One is a fat, baldish, old-fashioned middle American guy with a delivery like Robert Preston in The Music Man, a conservative ideologue who has never owned a pair of jeans, gorges on $250 meals of caviar and steak, revels in drinking "adult beverages" and gets embarrassed when a friend makes a bawdy crack about a female reporter interviewing him. The other is a skinny, 6-ft. 5-in. longhair who wears jeans, dark glasses and five earrings, a teetotaler who eats no red meat and whose radio shows and book inevitably include stretches of Butt-head, uncensored sex raps. One is a cracker-barrel commentator descended from the Great Gildersleeve, Paul Harvey and Ronald Reagan, whose often arch, sometimes tiresome rants about "commie libs" have the propulsive fluency of parliamentary debate; the other, a radio verite comedian who is an odd fin-de-siecle hybrid of Joe Pyne, Woody Allen and Lenny Bruce and who rambles on maniacally about himself, show business and the world in general, variously appalling and exhilarating. They seem antithetical generational caricatures -- even though Limbaugh, 42, is a baby boomer only three years older than Stern.

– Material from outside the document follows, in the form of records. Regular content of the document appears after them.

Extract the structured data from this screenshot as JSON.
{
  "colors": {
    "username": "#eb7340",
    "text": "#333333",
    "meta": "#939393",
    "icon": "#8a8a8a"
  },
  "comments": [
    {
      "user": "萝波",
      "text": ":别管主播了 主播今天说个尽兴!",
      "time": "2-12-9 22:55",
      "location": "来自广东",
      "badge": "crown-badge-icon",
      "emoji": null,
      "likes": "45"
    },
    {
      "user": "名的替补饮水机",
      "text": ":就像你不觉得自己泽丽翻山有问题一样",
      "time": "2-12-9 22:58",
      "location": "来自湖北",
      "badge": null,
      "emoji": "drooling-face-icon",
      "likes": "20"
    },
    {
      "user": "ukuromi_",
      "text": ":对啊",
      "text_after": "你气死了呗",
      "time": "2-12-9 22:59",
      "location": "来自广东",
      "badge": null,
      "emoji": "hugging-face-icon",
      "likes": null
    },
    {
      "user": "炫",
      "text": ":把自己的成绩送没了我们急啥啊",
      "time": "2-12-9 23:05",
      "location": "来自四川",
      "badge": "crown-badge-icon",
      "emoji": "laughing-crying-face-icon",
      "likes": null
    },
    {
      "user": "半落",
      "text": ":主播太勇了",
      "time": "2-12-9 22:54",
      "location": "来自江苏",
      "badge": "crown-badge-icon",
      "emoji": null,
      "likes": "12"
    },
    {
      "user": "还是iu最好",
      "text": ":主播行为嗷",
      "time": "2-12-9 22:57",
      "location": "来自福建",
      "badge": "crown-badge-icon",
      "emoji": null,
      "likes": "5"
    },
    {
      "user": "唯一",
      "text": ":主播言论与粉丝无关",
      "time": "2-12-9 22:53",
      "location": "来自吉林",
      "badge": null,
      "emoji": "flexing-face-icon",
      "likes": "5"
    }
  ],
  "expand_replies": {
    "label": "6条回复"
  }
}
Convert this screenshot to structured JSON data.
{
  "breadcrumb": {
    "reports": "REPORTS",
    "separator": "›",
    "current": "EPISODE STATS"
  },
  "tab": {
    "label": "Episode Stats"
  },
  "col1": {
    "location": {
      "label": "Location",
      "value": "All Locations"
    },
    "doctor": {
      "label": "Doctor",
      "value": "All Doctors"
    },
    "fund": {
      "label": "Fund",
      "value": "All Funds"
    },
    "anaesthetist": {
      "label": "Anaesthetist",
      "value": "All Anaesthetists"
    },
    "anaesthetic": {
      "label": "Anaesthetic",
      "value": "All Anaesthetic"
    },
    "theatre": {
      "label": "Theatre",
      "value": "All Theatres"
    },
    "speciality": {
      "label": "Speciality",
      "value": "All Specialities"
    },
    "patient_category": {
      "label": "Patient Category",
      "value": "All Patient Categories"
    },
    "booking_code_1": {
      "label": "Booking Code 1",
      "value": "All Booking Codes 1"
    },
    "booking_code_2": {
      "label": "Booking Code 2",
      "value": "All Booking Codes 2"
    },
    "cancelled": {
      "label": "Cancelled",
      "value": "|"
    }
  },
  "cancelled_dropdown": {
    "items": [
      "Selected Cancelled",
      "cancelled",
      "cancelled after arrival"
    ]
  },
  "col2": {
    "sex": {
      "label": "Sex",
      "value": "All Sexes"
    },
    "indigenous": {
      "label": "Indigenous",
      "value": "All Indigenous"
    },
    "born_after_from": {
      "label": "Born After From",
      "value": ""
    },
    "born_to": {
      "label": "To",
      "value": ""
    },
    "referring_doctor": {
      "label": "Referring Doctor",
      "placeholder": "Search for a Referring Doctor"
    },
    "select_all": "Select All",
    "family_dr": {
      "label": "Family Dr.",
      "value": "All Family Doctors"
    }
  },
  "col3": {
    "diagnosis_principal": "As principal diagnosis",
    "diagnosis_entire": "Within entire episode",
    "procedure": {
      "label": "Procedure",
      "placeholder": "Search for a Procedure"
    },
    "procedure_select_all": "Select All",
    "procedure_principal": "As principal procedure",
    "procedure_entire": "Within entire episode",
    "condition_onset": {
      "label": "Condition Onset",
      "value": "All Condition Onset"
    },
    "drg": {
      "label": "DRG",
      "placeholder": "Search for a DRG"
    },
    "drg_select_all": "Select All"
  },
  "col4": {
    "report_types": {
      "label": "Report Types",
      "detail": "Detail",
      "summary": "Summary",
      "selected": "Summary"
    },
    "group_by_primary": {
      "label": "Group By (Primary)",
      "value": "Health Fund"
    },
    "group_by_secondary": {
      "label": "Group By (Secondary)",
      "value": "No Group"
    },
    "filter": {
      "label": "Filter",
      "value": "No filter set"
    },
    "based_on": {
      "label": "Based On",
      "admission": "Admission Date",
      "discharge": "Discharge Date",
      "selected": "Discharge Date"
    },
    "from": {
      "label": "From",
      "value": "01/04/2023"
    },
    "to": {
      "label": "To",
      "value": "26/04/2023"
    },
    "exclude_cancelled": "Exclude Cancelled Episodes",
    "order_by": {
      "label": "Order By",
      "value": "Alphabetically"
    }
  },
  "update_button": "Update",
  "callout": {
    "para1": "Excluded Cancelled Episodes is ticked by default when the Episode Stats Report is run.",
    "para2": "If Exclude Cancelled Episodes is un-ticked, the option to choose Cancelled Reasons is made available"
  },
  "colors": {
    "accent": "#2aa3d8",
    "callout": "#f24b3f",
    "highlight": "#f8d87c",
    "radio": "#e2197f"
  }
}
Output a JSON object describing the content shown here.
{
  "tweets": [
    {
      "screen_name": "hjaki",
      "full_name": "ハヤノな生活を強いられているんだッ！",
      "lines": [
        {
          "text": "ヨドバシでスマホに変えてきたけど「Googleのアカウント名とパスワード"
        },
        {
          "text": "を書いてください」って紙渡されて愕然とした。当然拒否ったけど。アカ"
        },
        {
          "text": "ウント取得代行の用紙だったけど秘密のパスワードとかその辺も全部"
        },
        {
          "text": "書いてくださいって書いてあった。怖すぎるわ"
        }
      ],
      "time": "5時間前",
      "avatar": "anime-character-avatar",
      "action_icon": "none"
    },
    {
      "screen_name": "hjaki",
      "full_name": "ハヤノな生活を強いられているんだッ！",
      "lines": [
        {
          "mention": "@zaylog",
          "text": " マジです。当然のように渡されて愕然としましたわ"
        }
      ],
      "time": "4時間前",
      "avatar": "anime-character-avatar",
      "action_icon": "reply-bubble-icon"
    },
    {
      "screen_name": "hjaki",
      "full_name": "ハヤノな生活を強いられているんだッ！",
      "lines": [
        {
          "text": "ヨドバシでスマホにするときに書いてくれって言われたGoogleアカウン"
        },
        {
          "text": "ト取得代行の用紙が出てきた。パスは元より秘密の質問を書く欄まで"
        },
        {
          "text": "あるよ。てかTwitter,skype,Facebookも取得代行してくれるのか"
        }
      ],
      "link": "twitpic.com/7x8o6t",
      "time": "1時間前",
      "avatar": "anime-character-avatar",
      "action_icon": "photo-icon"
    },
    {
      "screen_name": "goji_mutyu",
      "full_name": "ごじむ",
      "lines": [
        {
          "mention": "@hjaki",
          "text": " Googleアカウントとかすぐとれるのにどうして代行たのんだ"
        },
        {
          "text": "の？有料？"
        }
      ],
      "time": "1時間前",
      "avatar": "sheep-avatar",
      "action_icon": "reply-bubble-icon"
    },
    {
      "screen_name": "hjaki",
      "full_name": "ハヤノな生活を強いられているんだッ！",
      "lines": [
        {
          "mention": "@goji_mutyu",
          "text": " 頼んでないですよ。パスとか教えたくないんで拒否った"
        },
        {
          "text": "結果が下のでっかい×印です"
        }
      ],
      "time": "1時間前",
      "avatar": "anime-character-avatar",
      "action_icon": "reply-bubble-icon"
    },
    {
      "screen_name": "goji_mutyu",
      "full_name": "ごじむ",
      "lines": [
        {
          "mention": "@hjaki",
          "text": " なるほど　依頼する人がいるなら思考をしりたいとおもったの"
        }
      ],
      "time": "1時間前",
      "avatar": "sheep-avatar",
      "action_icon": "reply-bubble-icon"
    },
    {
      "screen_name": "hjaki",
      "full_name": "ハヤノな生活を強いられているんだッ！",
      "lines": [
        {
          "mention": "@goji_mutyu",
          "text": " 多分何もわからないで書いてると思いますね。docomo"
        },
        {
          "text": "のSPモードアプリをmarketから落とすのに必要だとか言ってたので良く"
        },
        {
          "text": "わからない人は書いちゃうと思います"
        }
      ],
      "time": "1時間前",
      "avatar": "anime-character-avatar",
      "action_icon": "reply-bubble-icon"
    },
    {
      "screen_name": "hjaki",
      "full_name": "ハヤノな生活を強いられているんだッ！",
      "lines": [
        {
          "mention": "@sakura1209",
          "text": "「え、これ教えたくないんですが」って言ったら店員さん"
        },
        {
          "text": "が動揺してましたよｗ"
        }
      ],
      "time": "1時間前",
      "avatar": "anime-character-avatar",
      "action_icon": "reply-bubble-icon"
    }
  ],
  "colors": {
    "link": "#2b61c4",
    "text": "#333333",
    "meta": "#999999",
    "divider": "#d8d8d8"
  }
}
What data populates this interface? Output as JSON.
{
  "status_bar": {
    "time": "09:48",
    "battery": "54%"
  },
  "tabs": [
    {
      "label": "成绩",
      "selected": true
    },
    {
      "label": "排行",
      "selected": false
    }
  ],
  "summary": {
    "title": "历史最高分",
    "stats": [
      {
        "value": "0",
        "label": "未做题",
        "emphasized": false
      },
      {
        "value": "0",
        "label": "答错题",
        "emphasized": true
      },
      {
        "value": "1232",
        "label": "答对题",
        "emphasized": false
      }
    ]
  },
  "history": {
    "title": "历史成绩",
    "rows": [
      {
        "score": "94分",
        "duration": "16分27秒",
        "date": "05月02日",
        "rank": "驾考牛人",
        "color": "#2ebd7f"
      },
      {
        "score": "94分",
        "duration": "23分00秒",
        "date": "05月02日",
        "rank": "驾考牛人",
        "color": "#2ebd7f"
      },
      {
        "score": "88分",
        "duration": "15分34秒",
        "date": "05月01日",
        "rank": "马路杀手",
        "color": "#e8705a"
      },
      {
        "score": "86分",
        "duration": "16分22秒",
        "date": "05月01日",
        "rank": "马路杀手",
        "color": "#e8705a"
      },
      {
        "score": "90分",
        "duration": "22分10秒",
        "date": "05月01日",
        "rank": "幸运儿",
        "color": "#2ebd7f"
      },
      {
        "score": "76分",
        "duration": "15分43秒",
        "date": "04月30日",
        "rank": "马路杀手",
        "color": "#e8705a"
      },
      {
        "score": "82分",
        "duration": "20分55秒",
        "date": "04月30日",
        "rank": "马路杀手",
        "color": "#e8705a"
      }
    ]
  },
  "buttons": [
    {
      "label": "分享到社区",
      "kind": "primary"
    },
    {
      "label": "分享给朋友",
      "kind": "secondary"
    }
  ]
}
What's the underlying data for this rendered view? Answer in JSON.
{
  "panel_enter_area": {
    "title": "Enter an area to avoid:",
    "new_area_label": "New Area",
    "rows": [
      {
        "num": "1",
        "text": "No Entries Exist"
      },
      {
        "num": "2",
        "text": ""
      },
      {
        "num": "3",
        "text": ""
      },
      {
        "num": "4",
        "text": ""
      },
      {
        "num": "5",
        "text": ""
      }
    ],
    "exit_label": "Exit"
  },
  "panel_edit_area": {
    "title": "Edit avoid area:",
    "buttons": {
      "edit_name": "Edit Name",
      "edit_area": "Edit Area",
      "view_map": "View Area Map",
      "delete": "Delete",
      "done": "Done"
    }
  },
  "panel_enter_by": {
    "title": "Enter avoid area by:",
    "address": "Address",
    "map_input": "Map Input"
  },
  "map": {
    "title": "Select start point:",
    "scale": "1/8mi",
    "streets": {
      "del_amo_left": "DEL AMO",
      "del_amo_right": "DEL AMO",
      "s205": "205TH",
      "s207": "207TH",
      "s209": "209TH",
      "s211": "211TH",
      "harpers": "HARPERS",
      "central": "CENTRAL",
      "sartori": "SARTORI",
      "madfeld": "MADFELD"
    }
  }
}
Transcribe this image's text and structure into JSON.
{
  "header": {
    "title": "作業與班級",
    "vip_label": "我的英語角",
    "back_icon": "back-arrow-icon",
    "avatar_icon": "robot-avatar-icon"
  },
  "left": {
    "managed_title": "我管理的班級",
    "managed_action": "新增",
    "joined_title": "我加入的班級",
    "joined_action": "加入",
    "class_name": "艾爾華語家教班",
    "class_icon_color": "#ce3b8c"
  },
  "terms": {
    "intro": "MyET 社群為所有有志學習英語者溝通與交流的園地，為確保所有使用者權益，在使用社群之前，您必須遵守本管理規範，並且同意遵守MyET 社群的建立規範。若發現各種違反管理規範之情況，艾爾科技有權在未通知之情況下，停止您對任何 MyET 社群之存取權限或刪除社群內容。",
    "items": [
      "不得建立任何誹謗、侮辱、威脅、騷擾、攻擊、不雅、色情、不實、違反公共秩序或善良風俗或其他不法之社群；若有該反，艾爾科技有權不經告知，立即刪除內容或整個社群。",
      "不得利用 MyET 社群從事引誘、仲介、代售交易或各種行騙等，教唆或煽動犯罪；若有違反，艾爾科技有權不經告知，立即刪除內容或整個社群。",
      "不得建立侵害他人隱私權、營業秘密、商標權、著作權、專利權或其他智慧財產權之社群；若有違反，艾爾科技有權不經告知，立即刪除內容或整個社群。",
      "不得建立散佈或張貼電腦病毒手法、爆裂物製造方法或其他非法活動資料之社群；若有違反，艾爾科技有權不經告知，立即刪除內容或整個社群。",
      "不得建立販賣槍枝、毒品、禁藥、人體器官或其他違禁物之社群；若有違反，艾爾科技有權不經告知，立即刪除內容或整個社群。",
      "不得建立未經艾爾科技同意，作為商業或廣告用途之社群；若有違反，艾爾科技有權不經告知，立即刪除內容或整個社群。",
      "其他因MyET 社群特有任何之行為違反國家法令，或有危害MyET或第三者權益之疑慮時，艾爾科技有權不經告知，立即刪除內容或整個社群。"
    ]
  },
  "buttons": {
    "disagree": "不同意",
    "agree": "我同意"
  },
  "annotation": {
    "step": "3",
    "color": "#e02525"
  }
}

Limbaugh is a more or less conventional pundit whose agenda is the standard public agenda -- government programs vs. free-market solutions, self-reliance vs. entitlements. He has real influence -- "the power," says Clinton White House consultant Paul Begala, "to put something like Zoe Baird on the radar screen." (He is a free-trader, and TIME has learned that President Clinton has dispatched Lee Iacocca to enlist Limbaugh in the Administration's campaign on behalf of NAFTA.)